Supercomputers to tackle new types of research
The forces at work in dying stars and black holes, Earth's global climate change, nanostructures and cellular membranes all will be on the agenda for some of the world's most powerful supercomputers at Oak Ridge National Laboratory this year.
So will research that could lead to better glass for Corning Inc., improved aircraft wings for Boeing Co. and enhanced computer-aided animation for moviemaker DreamWorks.
The US Department of Energy's Office of Science this week awarded 95 million hours of processing time on its top computers to 45 projects.
Of those, 75 million hours will be performed at Tennessee-based Oak Ridge's National Center for Computational Sciences, more than four times as much work as last year thanks to increasing computer capability there.
Most will go to Oak Ridge's Cray XT4 Jaguar supercomputer, ranked among the 10 fastest computers in the world and the single fastest available for open research. Officials say it now is capable of 119 teraflops, or 119 trillion mathematical calculations per second.

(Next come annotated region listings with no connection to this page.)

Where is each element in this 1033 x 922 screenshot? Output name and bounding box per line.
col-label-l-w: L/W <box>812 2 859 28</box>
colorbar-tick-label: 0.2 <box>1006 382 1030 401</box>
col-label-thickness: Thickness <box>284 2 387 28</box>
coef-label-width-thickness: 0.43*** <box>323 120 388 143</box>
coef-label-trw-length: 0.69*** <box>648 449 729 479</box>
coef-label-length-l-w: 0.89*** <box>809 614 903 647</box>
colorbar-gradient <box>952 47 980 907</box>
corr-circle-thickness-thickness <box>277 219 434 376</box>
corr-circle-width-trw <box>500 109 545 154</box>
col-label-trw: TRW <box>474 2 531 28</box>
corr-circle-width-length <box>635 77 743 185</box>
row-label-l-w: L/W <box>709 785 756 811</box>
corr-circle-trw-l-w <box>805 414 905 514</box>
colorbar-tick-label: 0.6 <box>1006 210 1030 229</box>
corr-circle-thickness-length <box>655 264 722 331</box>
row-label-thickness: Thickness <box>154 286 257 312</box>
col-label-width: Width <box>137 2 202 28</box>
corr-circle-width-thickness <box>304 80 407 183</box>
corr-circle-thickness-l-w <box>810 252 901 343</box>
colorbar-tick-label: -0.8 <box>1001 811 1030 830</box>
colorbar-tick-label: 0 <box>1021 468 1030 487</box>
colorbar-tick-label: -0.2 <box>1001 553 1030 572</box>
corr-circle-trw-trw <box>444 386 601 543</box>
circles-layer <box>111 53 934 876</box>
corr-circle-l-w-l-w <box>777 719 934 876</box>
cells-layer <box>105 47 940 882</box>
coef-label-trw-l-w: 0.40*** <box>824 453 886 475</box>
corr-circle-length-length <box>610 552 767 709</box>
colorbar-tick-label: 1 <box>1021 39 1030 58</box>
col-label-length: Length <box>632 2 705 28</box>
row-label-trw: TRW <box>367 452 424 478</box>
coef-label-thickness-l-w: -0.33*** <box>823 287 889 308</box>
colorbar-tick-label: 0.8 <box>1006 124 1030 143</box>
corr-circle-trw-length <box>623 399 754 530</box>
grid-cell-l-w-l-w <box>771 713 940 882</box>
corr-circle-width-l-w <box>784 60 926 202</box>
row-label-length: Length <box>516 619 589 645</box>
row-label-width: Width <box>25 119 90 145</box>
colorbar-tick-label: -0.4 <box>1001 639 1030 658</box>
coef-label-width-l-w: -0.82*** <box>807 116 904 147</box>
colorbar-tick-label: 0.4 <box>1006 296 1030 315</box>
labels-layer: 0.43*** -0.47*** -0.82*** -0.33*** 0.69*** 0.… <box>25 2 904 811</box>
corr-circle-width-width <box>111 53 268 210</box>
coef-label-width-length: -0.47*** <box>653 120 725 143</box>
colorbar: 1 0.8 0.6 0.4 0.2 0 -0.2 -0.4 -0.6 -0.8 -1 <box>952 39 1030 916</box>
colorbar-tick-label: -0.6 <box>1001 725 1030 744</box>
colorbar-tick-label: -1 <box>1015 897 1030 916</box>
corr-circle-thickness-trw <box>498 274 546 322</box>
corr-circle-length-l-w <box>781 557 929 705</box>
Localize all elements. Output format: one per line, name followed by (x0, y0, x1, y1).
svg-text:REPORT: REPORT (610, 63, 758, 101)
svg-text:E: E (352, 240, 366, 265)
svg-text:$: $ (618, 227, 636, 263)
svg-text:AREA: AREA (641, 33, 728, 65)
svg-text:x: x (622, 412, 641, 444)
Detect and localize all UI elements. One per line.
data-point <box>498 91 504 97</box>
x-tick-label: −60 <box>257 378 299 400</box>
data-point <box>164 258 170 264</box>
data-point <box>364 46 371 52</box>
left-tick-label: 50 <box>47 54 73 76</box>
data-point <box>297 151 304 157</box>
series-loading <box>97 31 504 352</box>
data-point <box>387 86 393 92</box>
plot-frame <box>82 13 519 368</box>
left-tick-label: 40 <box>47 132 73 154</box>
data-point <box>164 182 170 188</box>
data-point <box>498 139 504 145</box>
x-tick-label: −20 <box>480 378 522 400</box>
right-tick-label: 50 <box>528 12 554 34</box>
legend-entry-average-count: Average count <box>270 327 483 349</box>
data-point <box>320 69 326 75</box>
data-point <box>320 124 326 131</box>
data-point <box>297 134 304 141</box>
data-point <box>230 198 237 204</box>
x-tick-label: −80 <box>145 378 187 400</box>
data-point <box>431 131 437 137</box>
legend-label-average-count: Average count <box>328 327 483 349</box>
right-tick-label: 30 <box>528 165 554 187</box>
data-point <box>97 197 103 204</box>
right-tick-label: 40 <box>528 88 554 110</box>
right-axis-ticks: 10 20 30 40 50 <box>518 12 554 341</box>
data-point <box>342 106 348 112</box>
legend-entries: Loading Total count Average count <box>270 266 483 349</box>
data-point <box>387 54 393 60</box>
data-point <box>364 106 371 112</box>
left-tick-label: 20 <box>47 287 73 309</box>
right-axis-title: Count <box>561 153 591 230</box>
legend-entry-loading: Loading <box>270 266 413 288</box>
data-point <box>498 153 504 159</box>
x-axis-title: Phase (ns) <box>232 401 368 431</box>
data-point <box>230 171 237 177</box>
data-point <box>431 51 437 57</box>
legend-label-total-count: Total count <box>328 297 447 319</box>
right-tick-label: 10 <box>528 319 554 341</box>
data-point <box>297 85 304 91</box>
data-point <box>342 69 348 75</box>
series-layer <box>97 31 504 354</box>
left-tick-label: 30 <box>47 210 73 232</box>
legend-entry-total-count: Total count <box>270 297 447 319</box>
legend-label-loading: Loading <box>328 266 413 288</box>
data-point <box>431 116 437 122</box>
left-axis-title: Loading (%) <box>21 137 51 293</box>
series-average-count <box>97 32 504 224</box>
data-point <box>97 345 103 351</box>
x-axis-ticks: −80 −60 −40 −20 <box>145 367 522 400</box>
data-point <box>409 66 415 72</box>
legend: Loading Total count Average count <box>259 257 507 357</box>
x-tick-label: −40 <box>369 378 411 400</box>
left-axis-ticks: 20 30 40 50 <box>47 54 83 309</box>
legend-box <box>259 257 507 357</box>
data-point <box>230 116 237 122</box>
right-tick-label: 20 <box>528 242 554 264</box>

The lab also has an 18.5-teraflop Cray X1E Phoenix computer, especially adept at running scientific codes.
For comparison, a project requiringone million hours of processing time could run on 2,000 processors in just 500 hours, or about 21 days. Running a one million-hour project on a single-processor desktop computer would take more than 114 years.
"What we are seeing is a marvellous return on the investments DOE made in building one of the world's most powerful computers," lab director Jeff Wadsworth said in a statement Tuesday.
Cutting-edge research
Wadsworth said he was particularly "excited about the number and scope of the research projects won" by Oak Ridge scientists, representing eight of the 45 projects and about one-third of the computer time.
Those studies include research into the death throes of massive stars, or supernovae, and plasma controls for an international fusion energy project and demonstration power plant to be built in France.
Meanwhile, the National Center for Atmospheric Research, NASA and others will be using the computers to try to predict climate, emissions and options for energy policies.
There's a study for Sandia National Laboratory that could lead to more fuel-efficient, low-temperature combustion and another by Lawrence Berkeley National Laboratory for nanostructural analysis that could be used in making solar fuel cells.
A University of Wisconsin study will try to plot the impact of greenhouse gases over the past 21,000 years. Another by the University of Chicago will simulate the movement of material from the ebbing of the world's oceans over centuries.
NASA will use the Oak Ridge supercomputer to simulate forces at work in black holes, and the University of California will use the machine to create "a billion particle simulation of the Milky Way's dark matter halo."
DOE officials say these massive studies will occupy only about 80 per cent of Oak Ridge's computer time. All the work is government-funded as long as the researchers agree to share their results with the world. Proprietary work must be funded by the user.